This article appears in Creativity Is Risky: Free Speech in a Charlie Hebdo World, published on September 1, 2015. Given yet another heartbreaking attack in Paris, we are republishing this article today.
Adults and children alike on both sides of the Atlantic have tried to make sense of the murders at Charlie Hebdo and a kosher supermarket in Paris, among other related attacks in January. In many instances, the violence is reinforcing the notion that love can overcome hate, that hope comes from community.
For Trudi Harris Dubon, the terrorist events led to a renewed sense of solidarity with the French, heightening her desire to become a French citizen in full support of the country’s values. A British woman who has lived in Toulouse for 10 years with her husband, also British, and their two daughters, Trudi had been planning to become a citizen for some time. Bureaucracy kept her from doing so, but the attacks sealed the deal.
A communications professional who splits her time between Toulouse and Paris, Trudi’s first task on the morning of the January 7 attacks at Charlie Hebdo was to make sure Paris employees at her company were safe and decide if a corporate communiqué would be necessary. “My next thought,” she recalls, “was that this felt like a particularly cruel and calculated attack on France, hitting at the heart of something that is held particularly dear to the French: freedom of speech and the broader notion of liberté, égalité, fraternité.”
Solidarity with the French manifested itself on a deeply personal level. “The day of the attacks,” says Trudi, “I felt a huge pride in the French nation for its commitment to laïcité [separation of church state]. I wanted to be part of that nation, not just a long-term visitor. I wanted to be French.”
Trudi’s French citizenship means her girls will have it as well. They will be able to honor France’s value system as true citizens. “They see themselves as part French, part British – not as Brits living in France. I knew that if I took French citizenship, my children would be able to automatically take it too, instead of having to wait several years. I wanted them to be able to say ‘I’m French’ when it suited them. Few kids want to be different from everyone else in their milieu.”
So what does it take for a Brit to become a French citizen? Read on to find out.
Can you retain your British citizenship?
Most definitely. For all the above, I would not have decided to take French citizenship if it meant losing my British citizenship.
What goes into obtaining French citizenship?
The rules changed in 2013 so that now, the first thing you have to prove is a decent level of spoken French and that you understand enough to get by in society using the local language. I fully support this approach to integration.
What are the steps for demonstrating language skills?
This means an exam, in my case at the Alliance Française [an educational and cultural arm of the French government]. I found the exam to be far harder than I would have thought. They really do want a decent level to have been reached.
France is notorious for its bureaucracy…
Assuming you pass the exam, you have to wait until an appointment window opens online so you can arrange an interview at your regional government office.

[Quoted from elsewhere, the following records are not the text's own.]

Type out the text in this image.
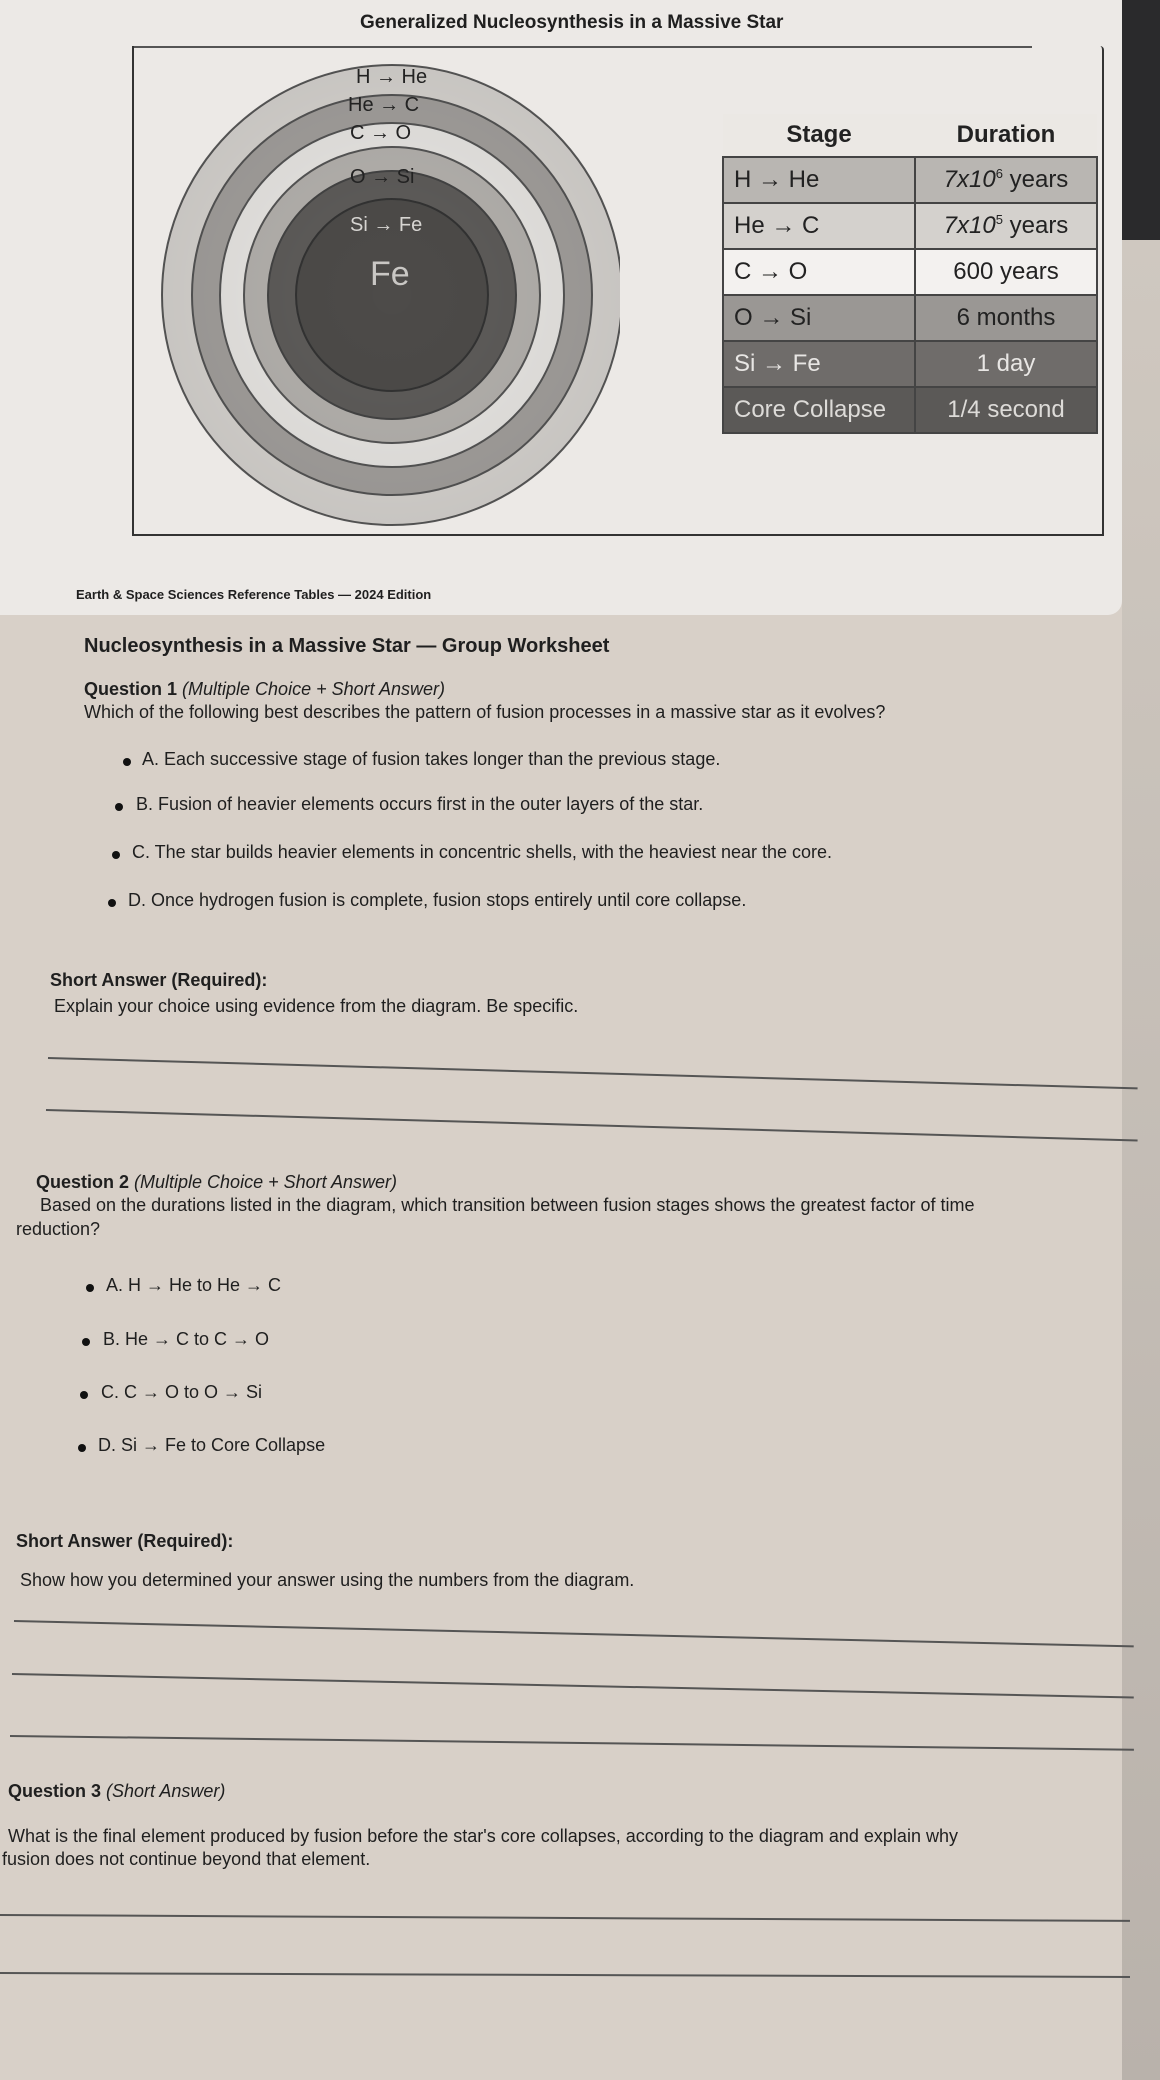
Generalized Nucleosynthesis in a Massive Star
H → He
He → C
C → O
O → Si
Si → Fe
Fe
Stage	Duration
H → He	$7x10^6$ years
He → C	$7x10^5$ years
C → O	600 years
O → Si	6 months
Si → Fe	1 day
Core Collapse	1/4 second
Earth & Space Sciences Reference Tables — 2024 Edition
Nucleosynthesis in a Massive Star — Group Worksheet
Question 1 (Multiple Choice + Short Answer)
Which of the following best describes the pattern of fusion processes in a massive star as it evolves?
A. Each successive stage of fusion takes longer than the previous stage.
B. Fusion of heavier elements occurs first in the outer layers of the star.
C. The star builds heavier elements in concentric shells, with the heaviest near the core.
D. Once hydrogen fusion is complete, fusion stops entirely until core collapse.
Short Answer (Required):
Explain your choice using evidence from the diagram. Be specific.
Question 2 (Multiple Choice + Short Answer)
Based on the durations listed in the diagram, which transition between fusion stages shows the greatest factor of time
reduction?
A. H → He to He → C
B. He → C to C → O
C. C → O to O → Si
D. Si → Fe to Core Collapse
Short Answer (Required):
Show how you determined your answer using the numbers from the diagram.
Question 3 (Short Answer)
What is the final element produced by fusion before the star's core collapses, according to the diagram and explain why
fusion does not continue beyond that element.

These online windows open every three months, and I missed the first opening by five minutes — that’s to say, when I logged on five minutes after the appointments went live, all of them had already been taken for the next 12 months. I think we can assume that my fears about bureaucracy were not misplaced — this will be a long and arduous process!
I do feel different. I feel very proud of my imminent bi-nationality. It means I feel at home in two countries, and relate to two (very different) cultures. I think this gives me an edge in business, but also an edge from a purely personal point of view. The lessons I have learned in France have helped me become a more rounded individual.
Any funny thoughts from a Brit about being French, given the historical differences?
Many many, but the thing that strikes me the most over and over is France’s elevation of ambiguity to an art form. The more ambiguous one can be in business, or even in general life, the better. Of course, we Anglo Saxons simply can’t tolerate it — for us, ambiguity is torturous, particularly in business. Every time I hear a French person start their response to me, following a question about what can or can’t be done, with a priori… [“in principle”] or normalement… [“in theory”], I simultaneously laugh, and a little bit of me dies! I just want to know: yes or no.